4. Simulation Results

In this section, we set two transmitters and two receivers as an example to investigate the effectiveness of the algorithm proposed above. Without loss of generality, the locations of the LEDs are randomly placed. The size of the room is 5 m × 5 m × 3 m. For simplicity, we assume the variance of the noise corresponding with the system is ${\sigma }^2=1$, and the channel gain can be absorbed by normalization. The locations of the PDs are randomly chosen from an array satisfied with a uniform distribution in the floor to guarantee the generality. The number of RIS elements is a variable in our simulations, and meanwhile, it is much larger than the number of transmitters to guarantee that each transmitter is able to choose one RIS element to construct the NLoS channel. All the parameters are summarized in

Table 1. Numerical parameters.

Parameter	Value
LED half-power semiangle ${\mathsf{\Psi }}_{1/2}$	${70}^{\circ }$
Physical area of the PD $A_{PD}$	1 ${\mathrm{cm}}^2$
Optical concentrator gain $T_{of}$	1
Field of view ${\psi }_{\mathrm{FoV}}$	${85}^{\circ }$
Refractive index a	1
Location of the center point of RIS	$(3,0.1,2)$
Location of the LED 1	$(1.25,1.25,2.85)$
Location of the LED 2	$(1.25,3.75,2.85)$
Area of the RIS unit	10 cm × 10 cm

.

4.1. Convergence Analysis

Figure 2 shows the convergence rate of Algorithm 1 and a performance comparison of the proposed method with that of the exhaustive search method. It is observed that the global optimal solution calculated by the exhaustive search method is close to the solution obtained by the proposed algorithm. However, the exhaustive search method is highly intractable and cannot be used in practice. The proposed algorithm could achieve the near-optimal solution within a finite number of iterations. The computational complexity of Algorithm 1 is reduced a lot compared with the exhaustive search method, and the calculated results from the proposed algorithm are satisfactory.

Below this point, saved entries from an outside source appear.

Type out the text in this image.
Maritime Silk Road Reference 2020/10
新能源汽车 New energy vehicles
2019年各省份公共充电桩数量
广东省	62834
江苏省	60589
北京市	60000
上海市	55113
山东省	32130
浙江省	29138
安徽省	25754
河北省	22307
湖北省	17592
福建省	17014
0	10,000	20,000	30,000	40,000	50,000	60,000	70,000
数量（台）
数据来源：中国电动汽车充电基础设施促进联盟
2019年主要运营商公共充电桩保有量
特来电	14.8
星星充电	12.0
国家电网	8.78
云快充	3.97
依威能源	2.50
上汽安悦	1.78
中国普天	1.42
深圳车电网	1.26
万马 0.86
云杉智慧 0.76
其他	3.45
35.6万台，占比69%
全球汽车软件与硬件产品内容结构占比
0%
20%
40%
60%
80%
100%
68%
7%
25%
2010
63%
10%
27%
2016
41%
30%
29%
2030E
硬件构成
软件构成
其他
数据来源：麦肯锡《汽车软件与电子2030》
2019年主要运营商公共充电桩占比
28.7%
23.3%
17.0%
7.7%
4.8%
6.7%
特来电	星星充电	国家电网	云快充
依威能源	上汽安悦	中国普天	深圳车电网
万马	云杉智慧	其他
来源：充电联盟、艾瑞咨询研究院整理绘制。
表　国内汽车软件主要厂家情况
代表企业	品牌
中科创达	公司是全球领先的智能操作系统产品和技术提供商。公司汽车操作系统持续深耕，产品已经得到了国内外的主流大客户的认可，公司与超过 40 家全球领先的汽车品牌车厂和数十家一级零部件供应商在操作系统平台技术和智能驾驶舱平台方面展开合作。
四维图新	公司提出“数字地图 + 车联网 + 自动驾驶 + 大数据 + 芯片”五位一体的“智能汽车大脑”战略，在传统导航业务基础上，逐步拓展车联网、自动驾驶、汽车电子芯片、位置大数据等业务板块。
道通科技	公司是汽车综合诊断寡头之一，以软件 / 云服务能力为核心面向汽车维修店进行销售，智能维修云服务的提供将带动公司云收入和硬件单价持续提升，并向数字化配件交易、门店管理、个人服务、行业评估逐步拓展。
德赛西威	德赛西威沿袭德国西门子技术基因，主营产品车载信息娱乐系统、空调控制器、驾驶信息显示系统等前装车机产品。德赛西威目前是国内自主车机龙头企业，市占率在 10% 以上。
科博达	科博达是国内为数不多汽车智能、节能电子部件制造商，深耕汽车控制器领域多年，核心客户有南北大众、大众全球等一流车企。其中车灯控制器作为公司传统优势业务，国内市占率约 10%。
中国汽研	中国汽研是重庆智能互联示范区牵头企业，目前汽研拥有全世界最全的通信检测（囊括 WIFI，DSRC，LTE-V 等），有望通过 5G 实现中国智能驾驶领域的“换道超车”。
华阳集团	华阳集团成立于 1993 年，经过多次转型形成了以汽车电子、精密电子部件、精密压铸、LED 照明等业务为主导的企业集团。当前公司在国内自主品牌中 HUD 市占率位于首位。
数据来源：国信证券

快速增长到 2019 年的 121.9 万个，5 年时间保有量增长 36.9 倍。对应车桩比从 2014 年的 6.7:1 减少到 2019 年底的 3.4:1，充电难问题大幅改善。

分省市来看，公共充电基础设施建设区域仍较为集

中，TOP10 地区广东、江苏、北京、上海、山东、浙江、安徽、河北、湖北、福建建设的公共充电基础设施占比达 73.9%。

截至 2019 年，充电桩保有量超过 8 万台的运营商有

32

4.2. Influence of Assignment Schemes on Asymptotic Capacity

Figure 3 shows the performance of asymptotic capacity versus SNR with different assignment schemes when the number of RIS elements K are constant. We assume $K=100$ and focus on the influence of assignment schemes in asymptotic capacity. In the figure, “no-RIS” means that the channel is organized by LoS links only, and hence, the asymptotic capacity results are contributed by the LoS transmission only. “RIS-aided” represents that the transmission consists of the LoS channel and the NLoS channel. The proposed algorithm indicates the RPSO algorithm proposed in this paper, and the distance greedy3 implies that the assignment matrix is determined based on the minimum sum of the distances (LED-RIS-PD), while the distance greedy2 depends on the minimum distance between the LED and RIS, and furthermore, the distance greedy1 is on the basis of the minimum distance between the RIS and PD, the “Relaxing results” indicate the results modified from the results calculated by the convex optimization tools according to the relaxing problem, and “Random selection” means that a random matrix satisfied with the definition of the assignment matrix is applied to the RIS-aided parallel MIMO system (i.e., each RIS element is assigned to the LED randomly) to determine the scheme of service for RIS.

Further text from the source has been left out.